Der Zwischenbericht ist ambitioniert. Er soll den Menschen vor Ort frühzeitig eine Perspektive aufzeigen. Es handelt sich also nicht um ein Diskussionspapier. Nicht besonders überraschend: Das Hauptziel ist es, dort, wo Arbeitsplätze in der Braunkohle wegfallen, neue Arbeitsplätze anzusiedeln. Der Klimaschutz dagegen steht nicht im Fokus des Papiers, das Kapitel ist offen. Auch das Ausstiegsdatum gehört offenbar nicht zu den Punkten, auf die die Mitglieder der Kommission sich einigen konnten. Dies soll dem Endbericht vorbehalten bleiben.
Geht es nach der Kommission, so soll der Steuerzahler tief in die Tasche greifen. Zusätzlich sollen 1,5 Mrd. € in die Braunkohleregionen im Rheinland und in Ostdeutschland fließen. Und das soll erst der erste Schritt sein. Weitere zusätzliche Mittel sollen den Strukturwandelprozess langfristig begleiten. Angesichts des Umstandes, dass sogar der Bericht selbst nur von 20.000 direkt und 60.000 indirekt Beschäftigen spricht, sind das stolze Zahlen.

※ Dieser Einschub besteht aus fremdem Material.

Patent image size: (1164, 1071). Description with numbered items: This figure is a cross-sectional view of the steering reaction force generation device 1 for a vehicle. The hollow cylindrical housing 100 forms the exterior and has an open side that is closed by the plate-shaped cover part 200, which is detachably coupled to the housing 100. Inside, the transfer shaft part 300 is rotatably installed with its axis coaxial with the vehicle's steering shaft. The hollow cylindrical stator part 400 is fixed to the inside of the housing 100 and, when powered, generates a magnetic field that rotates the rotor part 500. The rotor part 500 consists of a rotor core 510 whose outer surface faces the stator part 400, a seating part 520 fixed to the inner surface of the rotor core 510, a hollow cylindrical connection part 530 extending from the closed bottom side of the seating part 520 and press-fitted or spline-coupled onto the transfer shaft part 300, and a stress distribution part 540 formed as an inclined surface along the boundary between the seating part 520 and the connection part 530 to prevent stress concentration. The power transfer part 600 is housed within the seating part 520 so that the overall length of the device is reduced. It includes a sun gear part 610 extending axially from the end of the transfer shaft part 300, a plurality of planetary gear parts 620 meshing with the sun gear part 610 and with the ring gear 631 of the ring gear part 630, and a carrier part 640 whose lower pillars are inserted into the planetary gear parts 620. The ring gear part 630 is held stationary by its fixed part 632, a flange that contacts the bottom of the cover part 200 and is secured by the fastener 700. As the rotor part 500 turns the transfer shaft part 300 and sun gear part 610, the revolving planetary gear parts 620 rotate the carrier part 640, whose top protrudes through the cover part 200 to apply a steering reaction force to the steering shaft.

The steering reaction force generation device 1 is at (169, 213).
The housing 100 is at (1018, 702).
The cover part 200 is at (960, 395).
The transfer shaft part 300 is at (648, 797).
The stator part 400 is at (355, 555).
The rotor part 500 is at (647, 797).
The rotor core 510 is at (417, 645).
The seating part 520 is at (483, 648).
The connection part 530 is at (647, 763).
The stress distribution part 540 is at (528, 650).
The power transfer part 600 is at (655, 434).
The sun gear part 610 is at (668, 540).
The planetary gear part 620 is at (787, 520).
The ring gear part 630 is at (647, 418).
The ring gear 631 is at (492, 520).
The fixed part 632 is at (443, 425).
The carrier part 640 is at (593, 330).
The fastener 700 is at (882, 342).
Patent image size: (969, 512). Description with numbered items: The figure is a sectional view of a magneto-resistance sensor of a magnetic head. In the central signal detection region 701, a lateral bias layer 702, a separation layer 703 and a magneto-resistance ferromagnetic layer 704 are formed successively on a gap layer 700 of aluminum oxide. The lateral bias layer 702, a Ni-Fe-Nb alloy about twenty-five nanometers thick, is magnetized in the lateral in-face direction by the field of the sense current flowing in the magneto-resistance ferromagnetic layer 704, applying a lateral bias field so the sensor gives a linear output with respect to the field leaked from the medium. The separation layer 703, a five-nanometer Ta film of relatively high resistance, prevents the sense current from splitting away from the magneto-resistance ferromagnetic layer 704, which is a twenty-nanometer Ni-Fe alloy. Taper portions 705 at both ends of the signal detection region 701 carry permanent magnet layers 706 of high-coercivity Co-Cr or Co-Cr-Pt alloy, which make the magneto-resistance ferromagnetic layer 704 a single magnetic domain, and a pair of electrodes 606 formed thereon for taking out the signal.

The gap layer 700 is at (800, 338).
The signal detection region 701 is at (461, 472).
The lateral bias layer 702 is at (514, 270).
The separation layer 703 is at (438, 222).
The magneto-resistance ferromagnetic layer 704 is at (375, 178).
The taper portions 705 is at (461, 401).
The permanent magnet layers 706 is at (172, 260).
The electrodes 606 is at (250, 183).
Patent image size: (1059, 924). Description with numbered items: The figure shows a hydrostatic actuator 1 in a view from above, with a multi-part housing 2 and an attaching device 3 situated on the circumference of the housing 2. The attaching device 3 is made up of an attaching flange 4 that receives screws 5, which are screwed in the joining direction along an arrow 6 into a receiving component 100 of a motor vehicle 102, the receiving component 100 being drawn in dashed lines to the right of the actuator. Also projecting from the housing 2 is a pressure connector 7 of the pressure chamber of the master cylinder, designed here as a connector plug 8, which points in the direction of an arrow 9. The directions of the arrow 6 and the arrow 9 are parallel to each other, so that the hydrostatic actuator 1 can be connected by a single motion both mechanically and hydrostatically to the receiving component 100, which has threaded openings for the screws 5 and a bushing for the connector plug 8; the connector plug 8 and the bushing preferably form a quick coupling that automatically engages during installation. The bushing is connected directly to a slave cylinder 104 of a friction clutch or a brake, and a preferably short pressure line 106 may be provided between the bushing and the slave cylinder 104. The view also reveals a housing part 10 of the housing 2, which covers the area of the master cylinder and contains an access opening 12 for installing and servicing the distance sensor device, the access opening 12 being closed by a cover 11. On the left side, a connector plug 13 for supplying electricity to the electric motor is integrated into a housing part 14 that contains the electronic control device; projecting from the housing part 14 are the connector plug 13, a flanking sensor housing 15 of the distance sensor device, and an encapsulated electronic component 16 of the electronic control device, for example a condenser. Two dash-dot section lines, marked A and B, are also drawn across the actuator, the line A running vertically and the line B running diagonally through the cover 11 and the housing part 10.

In diesen 1,5 Mrd. € sind Entschädigungen für Energieversorger, denen man trotz geltender Genehmigungen und bestehender Genehmigungsfähigkeit ihre Kraftwerke wegnimmt, noch nicht einmal drin. Diese Kosten dürften zusätzlich anfallen, nachdem das BVerfG dem Gesetzgeber ins Stammbuch geschrieben hatte, dass ein entschädigungsloser Ausstieg aus einer Technologie – damals die Atomkraft – problematisch ist.
In den nächsten Kapiteln wird es konkret. Was sollen die Kohlekumpel in Zukunft tun? Sie sollen offenbar neue Mobilitätsanwendungen entwickeln, vor allem für autonomes Fahren, im Rheinland soll der neue 5G-Mobilfunkstandard modellhaft mitentwickelt werden. Außerdem soll es Erleichterungen beim Planen und Bauen für neue Infrastrukturprojekte in den betroffenen Gegenden geben, ähnlich wie in den Neunzigern. Hier sind wir allerdings skeptisch, denn viele Verzögerungen gehen auf EU-Normen bzw. deren unzureichende Einhaltung und die damit verbundenen langen Prozesse zurück. Hier gibt es wenig Spielraum.
Weiter sollen Behörden verlagert werden. Dies sehen wir als Problem. Schon heute haben die in Provinzstädten angesiedelten Behörden Probleme bei der Rekrutierung, wir denken hier nur an das Umweltbundesamt in Dessau. Junge Beamte wollen nicht in Provinzstädten wohnen. Absehbarerweise führt das zu einem Qualitätsverlust und eher zu Di-Mi-Do-Mitarbeitern als zu einer Stärkung der Regionen.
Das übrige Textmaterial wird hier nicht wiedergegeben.